Suppose $f, g$ are set-maps from some set $S$ to itself such that $f \circ g = g \circ f$. (1) What can we say about $f, g$? There seems to be surprisingly little.
If not, consider the following specialization: $f$ is a set-map from $S$ to itself such that for all maps $g$ (also from $S$ to itself) we have $f \circ g = g \circ f$. (2) Can we now say anything about $f$?
If still not, consider the following generalization (?): $f, g$ are set-maps from $S$ to itself, $T$ to itself respectively, such that for all maps $\varphi: S \rightarrow T$, we have $\varphi \circ f = g \circ \varphi$. (3) What can we now say about $f, g$?
(The original problem, made most obvious by (3), is to find all natural transformations of the identity functor $Set \rightarrow Set$. These questions are just what I found to be the obvious things to think about.
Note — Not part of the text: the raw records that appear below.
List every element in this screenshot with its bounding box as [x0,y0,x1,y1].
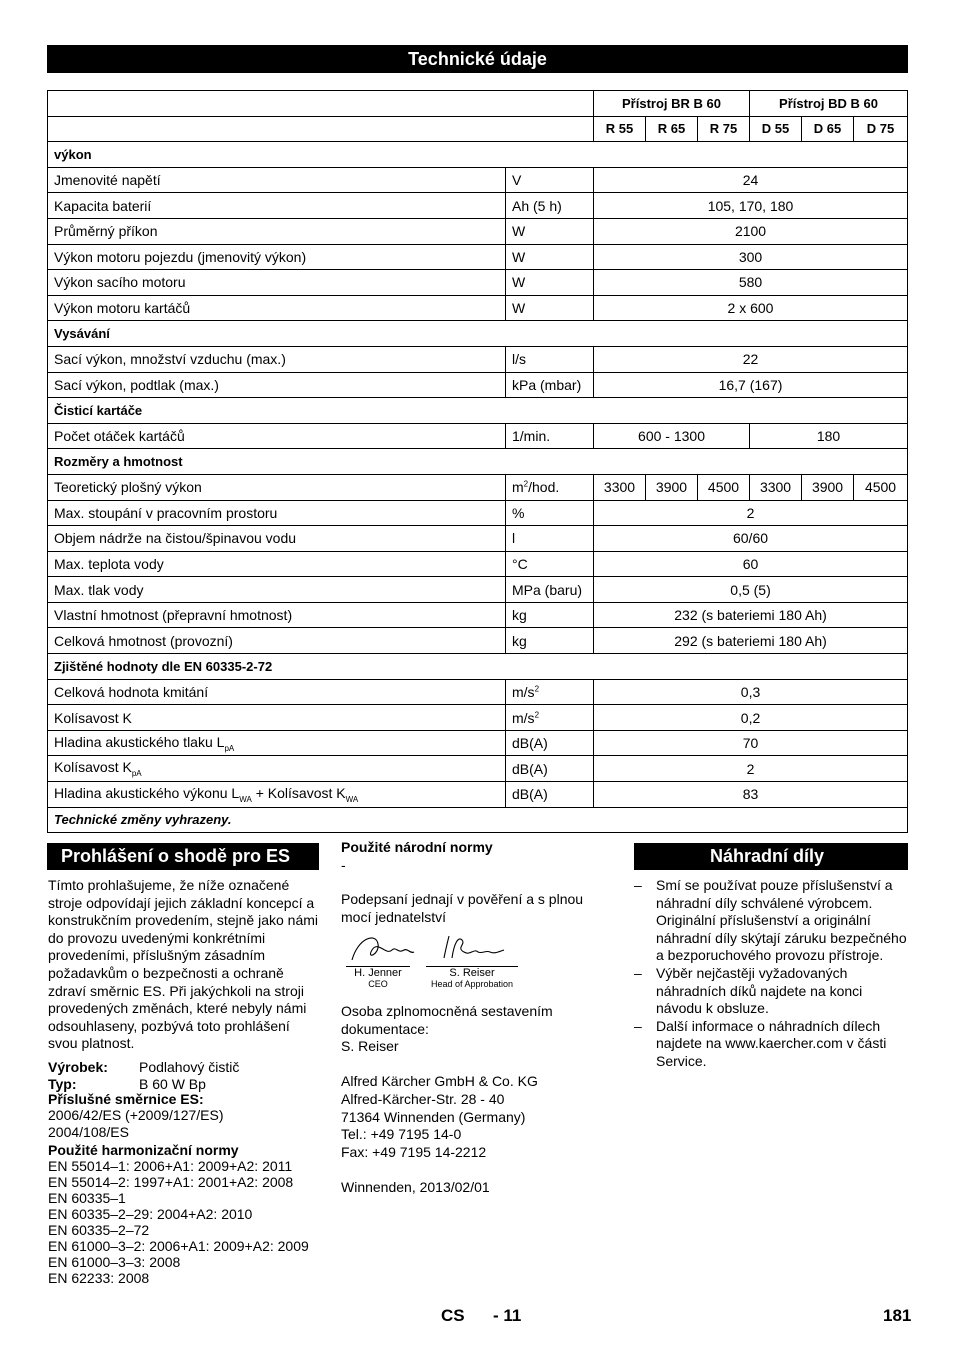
directives-label: Příslušné směrnice ES: [48,1090,204,1107]
table-row [48,167,908,193]
row-value-br: 600 - 1300 [594,423,750,449]
row-label: Hladina akustického tlaku $L_{pA}$ [48,730,506,756]
list-item: – Další informace o náhradních dílech najdete na www.kaercher.com v části Service. [634,1018,908,1071]
norms-label: Použité harmonizační normy [48,1141,239,1158]
declaration-middle-column [341,839,606,926]
row-unit: 1/min. [506,423,594,449]
authorized-text: Osoba zplnomocněná sestavením dokumentace: [341,1003,553,1037]
row-value: 2 [594,756,908,782]
row-label: Celková hmotnost (provozní) [48,628,506,654]
row-value: 16,7 (167) [594,372,908,398]
row-label: Teoretický plošný výkon [48,474,506,500]
directive-item: 2006/42/ES (+2009/127/ES) [48,1106,224,1123]
technical-data-header: Technické údaje [47,45,908,73]
row-value: 3300 [594,474,646,500]
row-value: 3900 [802,474,854,500]
row-label: Celková hodnota kmitání [48,679,506,705]
declaration-body: Tímto prohlašujeme, že níže označené stroje odpovídají jejich základní koncepcí a konstrukčním provedením, stejně jako námi do provozu uvedenými konkrétními provedeními, příslušným zásadním požadavkům o bezpečnosti a ochraně zdraví směrnic ES. Při jakýchkoli na stroji provedených změnách, které nebyly námi odsouhlaseny, pozbývá toto prohlášení svou platnost. [48,877,319,1052]
list-item: – Smí se používat pouze příslušenství a náhradní díly schválené výrobcem. Originální příslušenství a originální náhradní díly skýtají záruku bezpečného a bezporuchového provozu přístroje. [634,877,908,965]
row-unit: l/s [506,346,594,372]
spare-parts-column [634,877,908,1071]
table-row [48,270,908,296]
row-value: 300 [594,244,908,270]
declaration-column [48,877,320,1286]
norm-item: EN 61000–3–2: 2006+A1: 2009+A2: 2009 [48,1237,309,1254]
row-unit: $m/s^2$ [506,679,594,705]
directive-item: 2004/108/ES [48,1124,129,1141]
row-label: Sací výkon, množství vzduchu (max.) [48,346,506,372]
footer-page-number: 181 [883,1306,912,1325]
table-row [48,756,908,782]
table-row [48,679,908,705]
row-label: Průměrný příkon [48,218,506,244]
norm-item: EN 60335–2–29: 2004+A2: 2010 [48,1205,253,1222]
company-line: Alfred-Kärcher-Str. 28 - 40 [341,1090,505,1107]
row-label: Max. tlak vody [48,577,506,603]
row-value: 3300 [750,474,802,500]
header-model: D 75 [854,116,908,142]
row-label: Výkon sacího motoru [48,270,506,296]
row-value: 24 [594,167,908,193]
header-model: D 65 [802,116,854,142]
row-unit: W [506,270,594,296]
norm-item: EN 60335–2–72 [48,1221,150,1238]
row-value-bd: 180 [750,423,908,449]
product-row: Výrobek: Podlahový čistič [48,1058,240,1075]
row-value: 70 [594,730,908,756]
table-row [48,218,908,244]
header-model: R 55 [594,116,646,142]
company-line: 71364 Winnenden (Germany) [341,1108,526,1125]
table-row [48,346,908,372]
section-heading: Čisticí kartáče [48,398,908,424]
spare-parts-header: Náhradní díly [634,843,908,870]
row-value: 2100 [594,218,908,244]
row-label: Vlastní hmotnost (přepravní hmotnost) [48,602,506,628]
row-label: Kapacita baterií [48,193,506,219]
table-row [48,705,908,731]
table-row [48,577,908,603]
row-value: 2 [594,500,908,526]
row-value: 3900 [646,474,698,500]
declaration-company-block [341,1003,606,1197]
row-unit: $m^2$/hod. [506,474,594,500]
norm-item: EN 55014–2: 1997+A1: 2001+A2: 2008 [48,1173,294,1190]
row-label: Hladina akustického výkonu $L_{WA}$ + Kolísavost $K_{WA}$ [48,782,506,808]
row-label: Max. stoupání v pracovním prostoru [48,500,506,526]
norm-item: EN 61000–3–3: 2008 [48,1253,181,1270]
row-value: 580 [594,270,908,296]
table-row [48,730,908,756]
national-norms-label: Použité národní normy [341,839,493,855]
header-br-b60: Přístroj BR B 60 [594,91,750,117]
row-unit: kPa (mbar) [506,372,594,398]
row-unit: dB(A) [506,782,594,808]
table-row [48,474,908,500]
row-value: 4500 [698,474,750,500]
declaration-header: Prohlášení o shodě pro ES [47,843,319,870]
row-unit: kg [506,602,594,628]
footer-language: CS [441,1306,465,1325]
section-heading: Vysávání [48,321,908,347]
table-note: Technické změny vyhrazeny. [48,807,908,833]
row-value: 105, 170, 180 [594,193,908,219]
row-unit: Ah (5 h) [506,193,594,219]
company-line: Tel.: +49 7195 14-0 [341,1126,462,1143]
norm-item: EN 62233: 2008 [48,1269,150,1286]
row-value: 232 (s bateriemi 180 Ah) [594,602,908,628]
table-row [48,526,908,552]
table-row [48,602,908,628]
row-value: 292 (s bateriemi 180 Ah) [594,628,908,654]
row-value: 0,3 [594,679,908,705]
company-line: Fax: +49 7195 14-2212 [341,1143,487,1160]
signer1: H. Jenner CEO [346,966,410,989]
row-unit: % [506,500,594,526]
row-value: 60/60 [594,526,908,552]
table-corner [48,116,594,142]
row-unit: $m/s^2$ [506,705,594,731]
row-unit: V [506,167,594,193]
row-label: Počet otáček kartáčů [48,423,506,449]
table-row [48,782,908,808]
norm-item: EN 55014–1: 2006+A1: 2009+A2: 2011 [48,1157,293,1174]
row-unit: dB(A) [506,756,594,782]
national-norms-value: - [341,856,346,873]
header-bd-b60: Přístroj BD B 60 [750,91,908,117]
table-row [48,295,908,321]
row-value: 0,5 (5) [594,577,908,603]
row-unit: W [506,218,594,244]
section-heading: Zjištěné hodnoty dle EN 60335-2-72 [48,654,908,680]
place-date: Winnenden, 2013/02/01 [341,1178,490,1195]
header-model: R 65 [646,116,698,142]
row-label: Max. teplota vody [48,551,506,577]
signatures-image [348,930,518,970]
table-row [48,500,908,526]
norm-item: EN 60335–1 [48,1189,126,1206]
row-unit: MPa (baru) [506,577,594,603]
row-value: 22 [594,346,908,372]
technical-data-table [47,90,908,833]
row-label: Jmenovité napětí [48,167,506,193]
row-label: Výkon motoru pojezdu (jmenovitý výkon) [48,244,506,270]
authorized-name: S. Reiser [341,1038,399,1055]
company-line: Alfred Kärcher GmbH & Co. KG [341,1073,538,1090]
row-label: Objem nádrže na čistou/špinavou vodu [48,526,506,552]
spare-parts-list [634,877,908,1071]
table-row [48,423,908,449]
row-label: Kolísavost $K_{pA}$ [48,756,506,782]
row-label: Sací výkon, podtlak (max.) [48,372,506,398]
row-unit: l [506,526,594,552]
row-unit: dB(A) [506,730,594,756]
table-row [48,193,908,219]
table-row [48,551,908,577]
row-value: 0,2 [594,705,908,731]
row-label: Výkon motoru kartáčů [48,295,506,321]
row-value: 60 [594,551,908,577]
row-value: 83 [594,782,908,808]
row-value: 4500 [854,474,908,500]
table-row [48,628,908,654]
table-row [48,372,908,398]
section-heading: výkon [48,142,908,168]
list-item: – Výběr nejčastěji vyžadovaných náhradních díků najdete na konci návodu k obsluze. [634,965,908,1018]
type-row: Typ: B 60 W Bp [48,1075,206,1092]
table-row [48,244,908,270]
header-model: D 55 [750,116,802,142]
row-unit: W [506,244,594,270]
signed-text: Podepsaní jednají v pověření a s plnou mocí jednatelství [341,891,584,925]
signer2: S. Reiser Head of Approbation [426,966,518,989]
row-unit: kg [506,628,594,654]
row-value: 2 x 600 [594,295,908,321]
header-model: R 75 [698,116,750,142]
table-corner [48,91,594,117]
row-unit: W [506,295,594,321]
footer-local-page: - 11 [493,1306,522,1325]
row-unit: °C [506,551,594,577]
row-label: Kolísavost K [48,705,506,731]
section-heading: Rozměry a hmotnost [48,449,908,475]
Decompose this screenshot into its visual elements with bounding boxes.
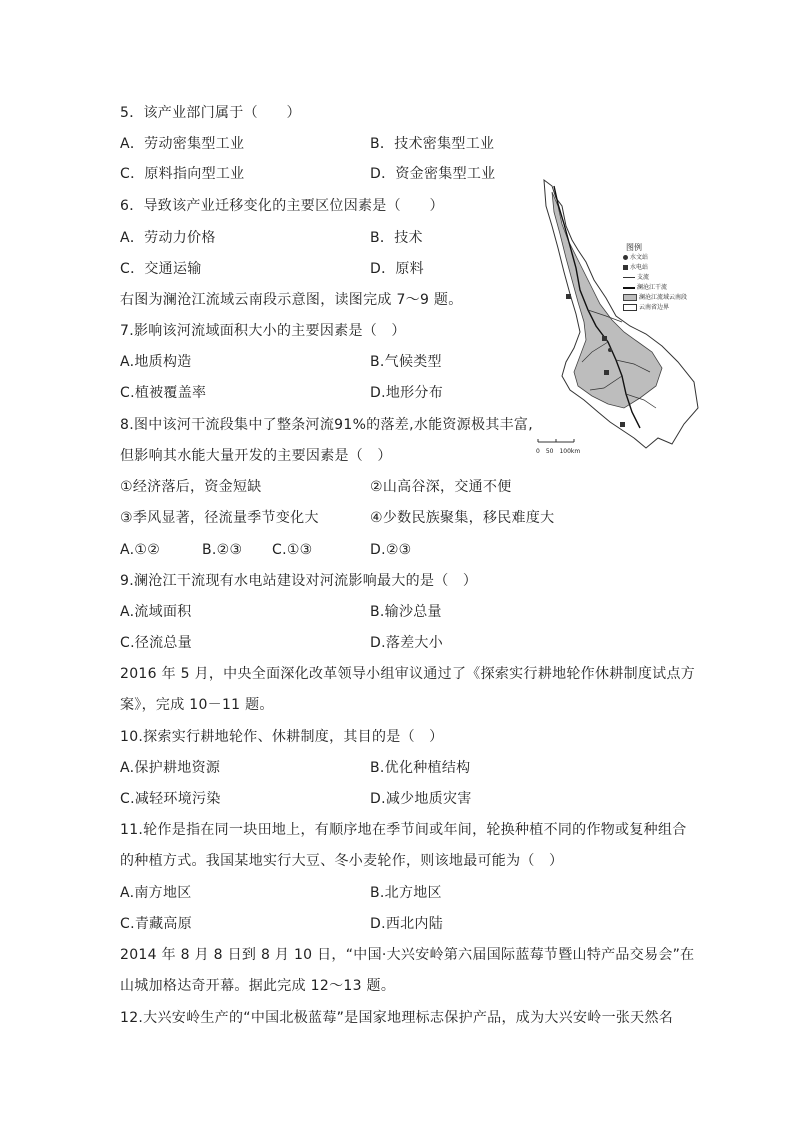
q7-option-d: D.地形分布 — [370, 385, 444, 401]
q6-option-a: A．劳动力价格 — [120, 230, 216, 246]
q9-option-d: D.落差大小 — [370, 635, 444, 651]
legend-tributary: 支流 — [623, 274, 649, 281]
q11-option-c: C.青藏高原 — [120, 916, 193, 932]
legend-main-river: 澜沧江干流 — [623, 284, 667, 291]
yunnan-border — [544, 180, 698, 448]
q8-stem-line2: 但影响其水能大量开发的主要因素是（ ） — [120, 448, 392, 464]
hydropower-station — [566, 294, 571, 299]
q8-statement-1: ①经济落后，资金短缺 — [120, 479, 262, 495]
q10-option-b: B.优化种植结构 — [370, 760, 471, 776]
intro-10-11-line1: 2016 年 5 月，中央全面深化改革领导小组审议通过了《探索实行耕地轮作休耕制度试点方 — [120, 666, 696, 682]
q5-option-a: A．劳动密集型工业 — [120, 136, 245, 152]
q12-stem: 12.大兴安岭生产的“中国北极蓝莓”是国家地理标志保护产品，成为大兴安岭一张天然名 — [120, 1010, 674, 1026]
lancang-river-map — [522, 176, 700, 458]
legend-hydropower-station: 水电站 — [623, 264, 648, 271]
hydropower-station — [604, 370, 609, 375]
q8-option-c: C.①③ — [272, 542, 313, 558]
q11-option-b: B.北方地区 — [370, 885, 442, 901]
q5-stem: 5．该产业部门属于（ ） — [120, 105, 301, 121]
q11-option-d: D.西北内陆 — [370, 916, 444, 932]
q8-statement-3: ③季风显著，径流量季节变化大 — [120, 510, 319, 526]
hydropower-station — [620, 422, 625, 427]
q5-option-d: D．资金密集型工业 — [370, 166, 496, 182]
hydropower-station — [602, 336, 607, 341]
q10-stem: 10.探索实行耕地轮作、休耕制度，其目的是（ ） — [120, 729, 444, 745]
q7-option-c: C.植被覆盖率 — [120, 385, 207, 401]
q10-option-c: C.减轻环境污染 — [120, 791, 221, 807]
q10-option-d: D.减少地质灾害 — [370, 791, 472, 807]
intro-10-11-line2: 案》，完成 10－11 题。 — [120, 697, 274, 713]
q11-option-a: A.南方地区 — [120, 885, 192, 901]
q8-statement-4: ④少数民族聚集，移民难度大 — [370, 510, 555, 526]
q11-stem-line2: 的种植方式。我国某地实行大豆、冬小麦轮作，则该地最可能为（ ） — [120, 853, 564, 869]
q9-stem: 9.澜沧江干流现有水电站建设对河流影响最大的是（ ） — [120, 573, 478, 589]
q6-option-d: D．原料 — [370, 261, 424, 277]
q9-option-b: B.输沙总量 — [370, 604, 442, 620]
q9-option-a: A.流域面积 — [120, 604, 192, 620]
q8-stem-line1: 8.图中该河干流段集中了整条河流91%的落差,水能资源极其丰富, — [120, 417, 533, 433]
q8-statement-2: ②山高谷深，交通不便 — [370, 479, 512, 495]
q10-option-a: A.保护耕地资源 — [120, 760, 221, 776]
q8-option-b: B.②③ — [202, 542, 243, 558]
legend-hydrological-station: 水文站 — [623, 254, 648, 261]
q6-option-b: B．技术 — [370, 230, 423, 246]
map-scale-label: 0 50 100km — [536, 448, 581, 455]
q6-stem: 6．导致该产业迁移变化的主要区位因素是（ ） — [120, 198, 444, 214]
q6-option-c: C．交通运输 — [120, 261, 202, 277]
q7-stem: 7.影响该河流域面积大小的主要因素是（ ） — [120, 323, 406, 339]
intro-12-13-line1: 2014 年 8 月 8 日到 8 月 10 日，“中国·大兴安岭第六届国际蓝莓节暨山特产品交易会”在 — [120, 947, 695, 963]
intro-12-13-line2: 山城加格达奇开幕。据此完成 12～13 题。 — [120, 978, 396, 994]
hydrological-station — [608, 348, 612, 352]
legend-basin: 澜沧江流域云南段 — [623, 294, 687, 301]
q7-option-b: B.气候类型 — [370, 354, 442, 370]
q5-option-b: B．技术密集型工业 — [370, 136, 495, 152]
q8-option-a: A.①② — [120, 542, 161, 558]
q9-option-c: C.径流总量 — [120, 635, 193, 651]
map-legend-title: 图例 — [626, 243, 642, 252]
q8-option-d: D.②③ — [370, 542, 412, 558]
q11-stem-line1: 11.轮作是指在同一块田地上，有顺序地在季节间或年间，轮换种植不同的作物或复种组合 — [120, 822, 687, 838]
q5-option-c: C．原料指向型工业 — [120, 166, 245, 182]
legend-border: 云南省边界 — [623, 304, 669, 311]
intro-7-9: 右图为澜沧江流域云南段示意图，读图完成 7～9 题。 — [120, 292, 463, 308]
q7-option-a: A.地质构造 — [120, 354, 192, 370]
Unfortunately, I'm having a hard time answering any of them and would appreciate some help.)
How about this: if $f(x)=x$ then $f(g(x))=g(f(x))=g(x)$. To put it in words, $g$ maps each fixed point of $f$ to a fixed point of $f$.
And then another thought: since $f^2 \circ g = f \circ g \circ f = g \circ f^2$, it follows that $g$ maps each fixed point of $f^2$ to a fixed point of $f^2$. And to translate that into a statement about $f$ itself, $g$ maps each point of period at most $2$ for $f$ to a point of period at most $2$ for $f$.
And then a further thought: by a similar argument for each natural number $n$, $g$ maps each point of period at most $n$ for $f$ to a point of period at most $n$ for $f$.
And then, by symmetry, $f$ maps each point of period at most $n$ for $g$ to a point of period at most $n$ for $g$.
Perhaps there's even more...